En France, les CHU d'Angers et de Bordeaux testent l'hydroxychloroquine, tandis qu'une étude menée sur 900 soignants doit évaluer si hydroxychloroquine et azithromycine sont efficaces en prévention. L'essai européen (Discovery) qui teste quatre traitements, dont l'hydroxycholoroquine, et qui suscitait beaucoup d'espoir, se révèle plus compliqué que prévu, notamment faute de patients. Il ne livrera probablement pas de conclusions avant plusieurs semaines.
Ce que dit l'Agence du médicament
De son côté, l'ANSM a annoncé avoir "lancé (...) une procédure de suspension des inclusions de patients dans les essais cliniques menés en France" sur l'hydroxychloroquine, ce qui veut dire qu'il ne sera pas possible d'ajouter de nouveaux malades dans les essais déjà en cours. Cette suspension prendra effet après un délai de 24 heures de procédure contradictoire auprès des organisateurs de ces essais.
Seize essais ont été autorisés en France pour évaluer l'efficacité de l'hydroxychloroquine dans le traitement du Covid. "Les patients en cours de traitement avec de l'hydroxychloroquine dans le cadre de ces essais cliniques pourront le poursuivre jusqu'à la fin du protocole", précise néanmoins l'ANSM.
Cette décision fait suite à l'annonce lundi de l'OMS, qui a entraîné "la suspension des inclusions de nouveaux patients qui devaient être traités avec de l'hydroxychloroquine" dans le cadre de l'essai clinique international Solidarity.
Dérivé de la chloroquine (médicament contre le paludisme), l'hydroxychloroquine est prescrite pour lutter contre des maladies auto-immunes, le lupus ou la polyarthrite rhumatoïde. Elle fait partie des nombreux traitements testés depuis le début de l'épidémie de nouveau coronavirus.
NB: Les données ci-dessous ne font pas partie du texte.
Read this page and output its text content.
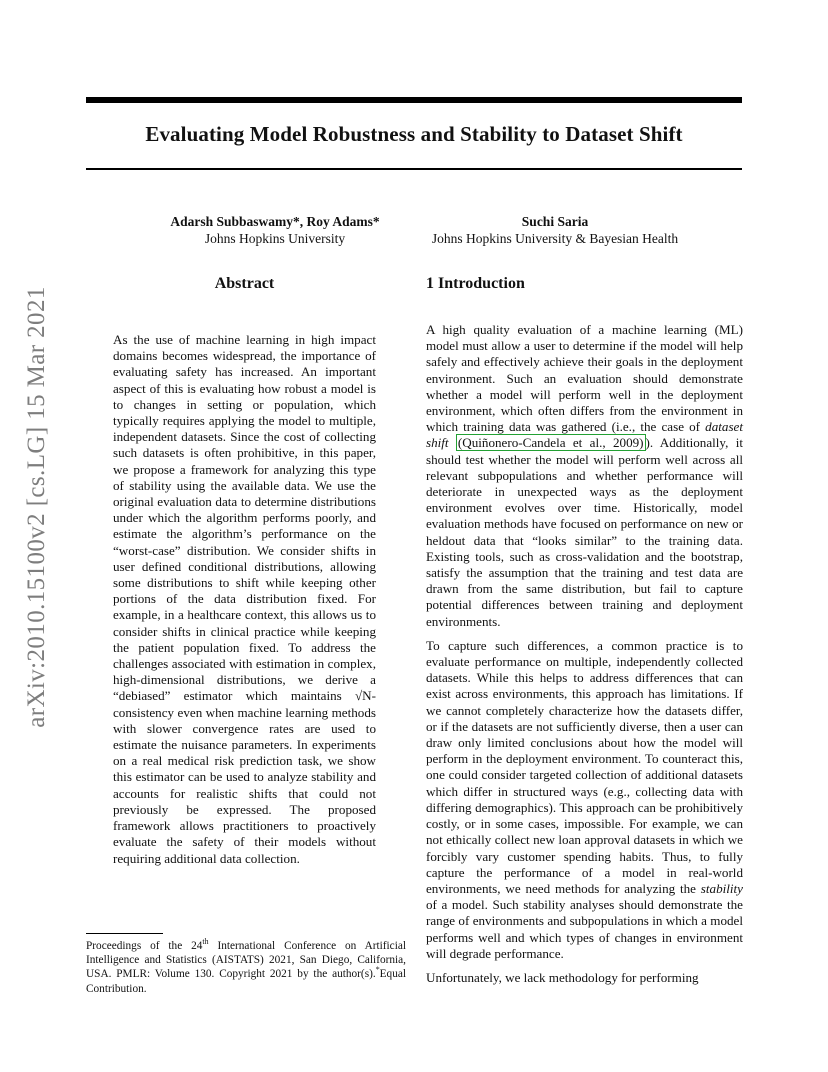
Evaluating Model Robustness and Stability to Dataset Shift
Adarsh Subbaswamy*, Roy Adams*
Johns Hopkins University
Suchi Saria
Johns Hopkins University & Bayesian Health
arXiv:2010.15100v2 [cs.LG] 15 Mar 2021
Abstract
As the use of machine learning in high impact domains becomes widespread, the importance of evaluating safety has increased. An important aspect of this is evaluating how robust a model is to changes in setting or population, which typically requires applying the model to multiple, independent datasets. Since the cost of collecting such datasets is often prohibitive, in this paper, we propose a framework for analyzing this type of stability using the available data. We use the original evaluation data to determine distributions under which the algorithm performs poorly, and estimate the algorithm’s performance on the “worst-case” distribution. We consider shifts in user defined conditional distributions, allowing some distributions to shift while keeping other portions of the data distribution fixed. For example, in a healthcare context, this allows us to consider shifts in clinical practice while keeping the patient population fixed. To address the challenges associated with estimation in complex, high-dimensional distributions, we derive a “debiased” estimator which maintains √N-consistency even when machine learning methods with slower convergence rates are used to estimate the nuisance parameters. In experiments on a real medical risk prediction task, we show this estimator can be used to analyze stability and accounts for realistic shifts that could not previously be expressed. The proposed framework allows practitioners to proactively evaluate the safety of their models without requiring additional data collection.
1 Introduction

A high quality evaluation of a machine learning (ML) model must allow a user to determine if the model will help safely and effectively achieve their goals in the deployment environment. Such an evaluation should demonstrate whether a model will perform well in the deployment environment, which often differs from the environment in which training data was gathered (i.e., the case of dataset shift (Quiñonero-Candela et al., 2009) ). Additionally, it should test whether the model will perform well across all relevant subpopulations and whether performance will deteriorate in unexpected ways as the deployment environment evolves over time. Historically, model evaluation methods have focused on performance on new or heldout data that “looks similar” to the training data. Existing tools, such as cross-validation and the bootstrap, satisfy the assumption that the training and test data are drawn from the same distribution, but fail to capture potential differences between training and deployment environments.

To capture such differences, a common practice is to evaluate performance on multiple, independently collected datasets. While this helps to address differences that can exist across environments, this approach has limitations. If we cannot completely characterize how the datasets differ, or if the datasets are not sufficiently diverse, then a user can draw only limited conclusions about how the model will perform in the deployment environment. To counteract this, one could consider targeted collection of additional datasets which differ in structured ways (e.g., collecting data with differing demographics). This approach can be prohibitively costly, or in some cases, impossible. For example, we can not ethically collect new loan approval datasets in which we forcibly vary customer spending habits. Thus, to fully capture the performance of a model in real-world environments, we need methods for analyzing the stability of a model. Such stability analyses should demonstrate the range of environments and subpopulations in which a model performs well and which types of changes in environment will degrade performance.

Unfortunately, we lack methodology for performing

Proceedings of the 24th International Conference on Artificial Intelligence and Statistics (AISTATS) 2021, San Diego, California, USA. PMLR: Volume 130. Copyright 2021 by the author(s).*Equal Contribution.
Ce que font les autres pays
Les présidents américain Donald Trump et brésilien Jair Bolsonaro demeurent quant à eux convaincus des effets de l'hydroxychloroquine. Le ministère brésilien de la Santé a annoncé lundi qu'il maintiendrait sa recommandation d'utiliser l'hydroxychloroquine pour traiter le nouveau coronavirus, malgré la décision de l'Organisation mondiale de la santé (OMS) de suspendre temporairement les essais cliniques. Sous la pression du président Jair Bolsonaro, le ministère de la Santé a publié la semaine dernière un document qui étendait les recommandations d'utilisation de la chloroquine et de l'hydroxychloroquine, y compris aux cas bénins de Covid-19. Une décision qui a déclenché une vague de critiques dans la communauté scientifique du Brésil, pays le plus touché d'Amérique latine par l'épidémie.
Aux Etats-Unis, l'Agence du médicament (FDA) a autorisé l'utilisation, mais uniquement à l'hôpital "de manière adaptée, quand un essai clinique n'est pas disponible ou faisable". Et non à titre préventif, comme Donald Trump s'en est vanté.
Au Sénégal, de nombreux malades du coronavirus ont reçu de l'hydroxychloroquine en milieu hospitalier. Elle est utilisée aussi au Tchad, en Syrie, Algérie, au Maroc ...
En Russie, elle est aussi distribuée aux hôpitaux pour traiter les patients testés positifs ou soupçonnés d'être infectés.